Hallo ich hab ein garten an dem ein schöner bach fließt!! Nun möchte mir so aus spaß ein teich bauen für forellen sollen so 50 forllen rein wie groß und tief solte ich denn teich machen??

vorweg

genemigt ist alles!!
wasser fliest immer und ausreichend!!


----------



## Gardenfly (21. Mai 2014)

*AW: forellenteich bauen welsche größe??*

einfach so Groß wie möglich-was technisch machbar ist.Man Ärgert sich später nur wenn man nicht das Maximum ausgereizt hat-den Fischen soll es schliesslich gut gehen.


----------



## sprogoe (21. Mai 2014)

*AW: forellenteich bauen welsche größe??*

Bevor Du hier hundert verschiedene Meinungen bekommst, die zudem teilweise auch nur Halbwahrheiten wiedergeben, solltest Du Dir ein Fachbuch anschaffen, oder mal mit einem Fischzüchter bzw. Fischwirt sprechen.
Nicht die Teichgröße allein ist entscheidend, sondern vor allem die Zulaufmenge und die Wasserqualität.
In einem Fachbuch habe ich gelesen, daß pro Liter Wasserzulauf in der Sekunde bis zu 75 Kg Forellen besetzt werden kann.
Eine zu geringe Besatzdichte beschert den Forellen kein glücklicheres Leben, im Gegenteil, es fördert ein Revierverhalten und fördert somit Streßsituationen unter einander.
Ich habe das an meinen Teichen immer wieder erlebt, sind wenig Forellen drin, jagen sie sich ständig gegenseitig, ist der Teich gut besetzt, ist Ruhe untereinander.
Meine Teiche sind auch nur etwa 9 x 7 m und 1 m tief. Der Zulauf an Quellwasser beträgt etwa 5 - 6 L/sek. und ich habe da zeitweise bis zu 600 Portionsforellen drin.
Vielleicht bekommst Du ja hier auch die Meinung eines echten Fachmannes und kannst Dir daraufhin eine bessere Meinung bilden.

Gruß Siggi


----------



## Sneep (21. Mai 2014)

*AW: forellenteich bauen welsche größe??*

Hallo,

die Behörde möchte ich sehen, die dir für das Vorhaben ein Wasserrecht einträgt.
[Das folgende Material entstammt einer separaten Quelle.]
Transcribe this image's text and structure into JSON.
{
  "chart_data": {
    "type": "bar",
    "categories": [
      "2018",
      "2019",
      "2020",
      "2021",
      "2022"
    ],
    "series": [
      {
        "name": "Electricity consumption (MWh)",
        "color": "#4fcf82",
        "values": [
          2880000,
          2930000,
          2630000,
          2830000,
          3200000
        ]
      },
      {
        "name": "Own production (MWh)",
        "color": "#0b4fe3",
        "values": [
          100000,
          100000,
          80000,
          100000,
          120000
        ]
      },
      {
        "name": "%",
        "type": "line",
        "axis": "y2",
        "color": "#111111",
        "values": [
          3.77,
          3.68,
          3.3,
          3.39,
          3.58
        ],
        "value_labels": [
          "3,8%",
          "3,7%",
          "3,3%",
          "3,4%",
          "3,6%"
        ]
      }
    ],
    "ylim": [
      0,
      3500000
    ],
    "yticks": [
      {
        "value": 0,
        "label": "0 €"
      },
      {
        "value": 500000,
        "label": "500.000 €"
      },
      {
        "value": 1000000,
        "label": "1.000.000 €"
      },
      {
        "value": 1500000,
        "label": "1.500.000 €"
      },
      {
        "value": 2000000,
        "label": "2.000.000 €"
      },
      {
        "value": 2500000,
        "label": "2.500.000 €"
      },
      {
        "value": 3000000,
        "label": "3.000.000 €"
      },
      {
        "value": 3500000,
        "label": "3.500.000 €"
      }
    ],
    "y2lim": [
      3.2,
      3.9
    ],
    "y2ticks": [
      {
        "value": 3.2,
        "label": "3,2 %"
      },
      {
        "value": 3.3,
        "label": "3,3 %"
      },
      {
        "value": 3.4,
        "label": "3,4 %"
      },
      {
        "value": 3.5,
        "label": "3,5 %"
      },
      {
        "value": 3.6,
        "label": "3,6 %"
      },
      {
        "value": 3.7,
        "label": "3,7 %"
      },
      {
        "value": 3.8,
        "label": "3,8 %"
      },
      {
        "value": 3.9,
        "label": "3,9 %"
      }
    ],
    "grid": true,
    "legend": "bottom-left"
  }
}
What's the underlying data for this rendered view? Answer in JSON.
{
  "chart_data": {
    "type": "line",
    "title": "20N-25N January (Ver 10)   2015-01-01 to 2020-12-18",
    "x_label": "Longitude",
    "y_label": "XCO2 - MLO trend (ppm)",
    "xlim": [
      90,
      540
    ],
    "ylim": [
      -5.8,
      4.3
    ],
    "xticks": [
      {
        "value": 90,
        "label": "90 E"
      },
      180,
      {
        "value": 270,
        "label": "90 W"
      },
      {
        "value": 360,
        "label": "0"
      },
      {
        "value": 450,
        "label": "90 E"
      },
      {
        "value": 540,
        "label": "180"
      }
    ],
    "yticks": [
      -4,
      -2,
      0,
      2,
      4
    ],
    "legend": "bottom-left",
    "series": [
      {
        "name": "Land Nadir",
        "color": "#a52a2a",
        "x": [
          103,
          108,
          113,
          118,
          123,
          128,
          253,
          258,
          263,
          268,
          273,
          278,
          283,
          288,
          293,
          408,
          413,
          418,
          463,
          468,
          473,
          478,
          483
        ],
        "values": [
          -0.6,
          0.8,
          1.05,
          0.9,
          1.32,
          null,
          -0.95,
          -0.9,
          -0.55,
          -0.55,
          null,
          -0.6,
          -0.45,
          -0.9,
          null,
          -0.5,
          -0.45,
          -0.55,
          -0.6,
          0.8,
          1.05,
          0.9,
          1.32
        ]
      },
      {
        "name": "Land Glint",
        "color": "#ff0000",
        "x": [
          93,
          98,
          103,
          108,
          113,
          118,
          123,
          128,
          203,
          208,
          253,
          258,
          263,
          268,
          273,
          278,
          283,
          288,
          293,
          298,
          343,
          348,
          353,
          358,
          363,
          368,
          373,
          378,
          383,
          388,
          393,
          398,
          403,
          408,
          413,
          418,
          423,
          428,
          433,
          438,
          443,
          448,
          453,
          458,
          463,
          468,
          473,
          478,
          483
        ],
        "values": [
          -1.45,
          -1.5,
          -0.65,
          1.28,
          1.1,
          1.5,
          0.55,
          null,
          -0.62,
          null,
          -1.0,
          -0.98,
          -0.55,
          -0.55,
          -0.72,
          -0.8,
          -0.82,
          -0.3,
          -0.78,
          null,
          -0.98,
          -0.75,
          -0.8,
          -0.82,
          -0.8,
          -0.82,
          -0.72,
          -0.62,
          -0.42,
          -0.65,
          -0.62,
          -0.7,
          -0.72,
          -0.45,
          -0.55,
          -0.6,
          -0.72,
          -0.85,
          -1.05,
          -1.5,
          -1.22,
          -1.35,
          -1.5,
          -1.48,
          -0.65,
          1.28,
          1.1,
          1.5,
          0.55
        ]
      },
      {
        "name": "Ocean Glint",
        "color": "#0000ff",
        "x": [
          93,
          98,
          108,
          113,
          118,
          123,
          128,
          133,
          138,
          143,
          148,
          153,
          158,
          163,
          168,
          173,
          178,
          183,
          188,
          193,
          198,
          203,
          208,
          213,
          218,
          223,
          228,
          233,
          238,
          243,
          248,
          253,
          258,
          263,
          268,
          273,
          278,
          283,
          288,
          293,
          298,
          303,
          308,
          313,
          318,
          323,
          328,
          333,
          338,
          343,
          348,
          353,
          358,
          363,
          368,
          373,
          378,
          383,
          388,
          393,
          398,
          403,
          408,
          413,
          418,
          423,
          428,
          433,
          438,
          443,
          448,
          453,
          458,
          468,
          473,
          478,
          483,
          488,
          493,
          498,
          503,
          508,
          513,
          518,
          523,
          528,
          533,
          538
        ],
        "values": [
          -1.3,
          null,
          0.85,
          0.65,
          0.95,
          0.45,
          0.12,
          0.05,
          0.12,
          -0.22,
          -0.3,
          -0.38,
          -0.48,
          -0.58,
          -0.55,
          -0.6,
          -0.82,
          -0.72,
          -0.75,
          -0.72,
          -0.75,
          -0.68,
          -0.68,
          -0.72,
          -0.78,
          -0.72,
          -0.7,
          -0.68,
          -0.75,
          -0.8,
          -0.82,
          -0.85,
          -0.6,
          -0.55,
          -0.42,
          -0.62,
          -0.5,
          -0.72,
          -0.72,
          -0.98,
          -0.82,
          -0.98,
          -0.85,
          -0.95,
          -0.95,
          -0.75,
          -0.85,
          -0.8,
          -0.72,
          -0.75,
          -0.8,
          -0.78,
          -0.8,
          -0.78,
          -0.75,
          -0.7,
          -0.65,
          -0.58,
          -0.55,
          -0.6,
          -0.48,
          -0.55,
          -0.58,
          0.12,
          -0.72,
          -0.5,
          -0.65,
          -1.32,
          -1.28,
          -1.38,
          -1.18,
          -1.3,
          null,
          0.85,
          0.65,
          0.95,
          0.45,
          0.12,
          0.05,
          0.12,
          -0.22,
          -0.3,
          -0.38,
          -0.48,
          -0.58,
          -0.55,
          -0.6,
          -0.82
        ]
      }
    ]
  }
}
Der Bach fällt als Fließgewässer unter das Verschlechterungsverbot der Europäischen Wasserrahmen-Richtlinie (WRRL). 
Zumindest wird die Durchgängigkeit des Baches verschlechtert. Dazu kommt u.U. eine Belastung mit Forellenkot aus dem Ablauf.
Da kann man nicht einfach einen Bach durch deinen Teich leiten oder den Bach anstauen. Auch eine Behörde kann das nicht so ohne weiteres. 
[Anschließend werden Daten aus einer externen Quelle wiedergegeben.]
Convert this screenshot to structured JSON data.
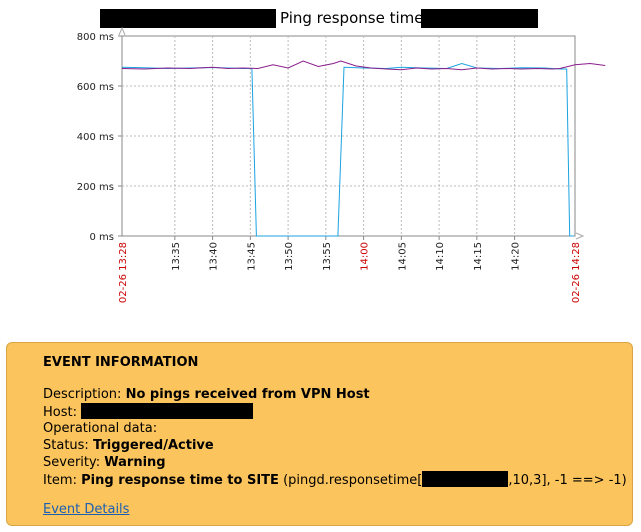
{
  "graph": {
    "title": "Ping response time",
    "y_ticks": [
      "800 ms",
      "600 ms",
      "400 ms",
      "200 ms",
      "0 ms"
    ],
    "x_start_label": "02-26 13:28",
    "x_end_label": "02-26 14:28",
    "x_tick_labels": [
      "13:35",
      "13:40",
      "13:45",
      "13:50",
      "13:55",
      "14:00",
      "14:05",
      "14:10",
      "14:15",
      "14:20"
    ],
    "colors": {
      "series_blue": "#1ba3e0",
      "series_purple": "#8a1e8c",
      "highlight_red": "#cc0000",
      "grid": "#bbbbbb"
    }
  },
  "chart_data": {
    "type": "line",
    "title": "Ping response time",
    "xlabel": "",
    "ylabel": "",
    "ylim": [
      0,
      800
    ],
    "x_range": [
      "13:28",
      "14:28"
    ],
    "grid": true,
    "series": [
      {
        "values": [
          [
            0,
            675
          ],
          [
            3,
            673
          ],
          [
            6,
            670
          ],
          [
            9,
            672
          ],
          [
            12,
            674
          ],
          [
            14,
            672
          ],
          [
            16,
            670
          ],
          [
            17.2,
            670
          ],
          [
            17.8,
            0
          ],
          [
            18.6,
            0
          ],
          [
            26,
            0
          ],
          [
            28.6,
            0
          ],
          [
            29.4,
            675
          ],
          [
            32,
            672
          ],
          [
            35,
            670
          ],
          [
            37,
            675
          ],
          [
            40,
            672
          ],
          [
            43,
            670
          ],
          [
            45,
            690
          ],
          [
            47,
            672
          ],
          [
            50,
            670
          ],
          [
            53,
            673
          ],
          [
            56,
            672
          ],
          [
            58,
            668
          ],
          [
            58.9,
            668
          ],
          [
            59.3,
            0
          ],
          [
            59.8,
            0
          ],
          [
            59.3,
            0
          ]
        ]
      },
      {
        "values": [
          [
            0,
            670
          ],
          [
            3,
            668
          ],
          [
            6,
            672
          ],
          [
            9,
            670
          ],
          [
            12,
            675
          ],
          [
            14,
            670
          ],
          [
            16,
            672
          ],
          [
            18,
            670
          ],
          [
            20,
            685
          ],
          [
            22,
            672
          ],
          [
            24,
            700
          ],
          [
            26,
            678
          ],
          [
            28,
            690
          ],
          [
            29,
            700
          ],
          [
            31,
            680
          ],
          [
            33,
            672
          ],
          [
            35,
            668
          ],
          [
            37,
            665
          ],
          [
            39,
            672
          ],
          [
            41,
            668
          ],
          [
            43,
            670
          ],
          [
            45,
            665
          ],
          [
            47,
            672
          ],
          [
            49,
            668
          ],
          [
            51,
            670
          ],
          [
            53,
            668
          ],
          [
            55,
            670
          ],
          [
            57,
            668
          ],
          [
            58,
            670
          ],
          [
            60,
            685
          ],
          [
            62,
            690
          ],
          [
            64,
            682
          ]
        ]
      }
    ]
  },
  "event": {
    "heading": "EVENT INFORMATION",
    "description_label": "Description:",
    "description_value": "No pings received from VPN Host",
    "host_label": "Host:",
    "operational_label": "Operational data:",
    "status_label": "Status:",
    "status_value": "Triggered/Active",
    "severity_label": "Severity:",
    "severity_value": "Warning",
    "item_label": "Item:",
    "item_value": "Ping response time to SITE",
    "item_key_prefix": "(pingd.responsetime[",
    "item_key_suffix": ",10,3], -1 ==> -1)",
    "details_link": "Event Details"
  }
}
Darf man fragen, welche Behörde das genehmigt hat?
Bitte ohne Ortsangabe.

Sneep


----------



## Keine_Ahnung (22. Mai 2014)

*AW: forellenteich bauen welsche größe??*

Genau so ungefähr hatte ich auch auch gedacht als ich gelesen habe "genemigt ist alles!!". Aber es soll ja auch noch Landstriche geben in dennen es einfacher ist. Oder eben Vitamin B.
Man muss es eben glauben, aber wenn in einem Jahr ein neuer Thread "Ich muss meinen Teich zukippen" kommt .......


----------



## Syntac (22. Mai 2014)

*AW: forellenteich bauen welsche größe??*



ezf26 schrieb:


> Hallo ich hab ein garten an dem ein schöner bach fließt!! Nun möchte mir so aus spaß ein teich bauen für forellen sollen so 50 forllen rein wie groß und tief solte ich denn teich machen??
> 
> vorweg
> 
> ...



alle Jahre wieder...

Du solltest den Teich exakt so groß machen, wie er in Deiner Genehmigung bzw. in den technischen Zeichnungen, die als Planung bei der Einreichung des Genehmigungsantrages beilagen, beschrieben ist...... |wavey:

.....falls da wirklich was genehmigt sein sollte...


----------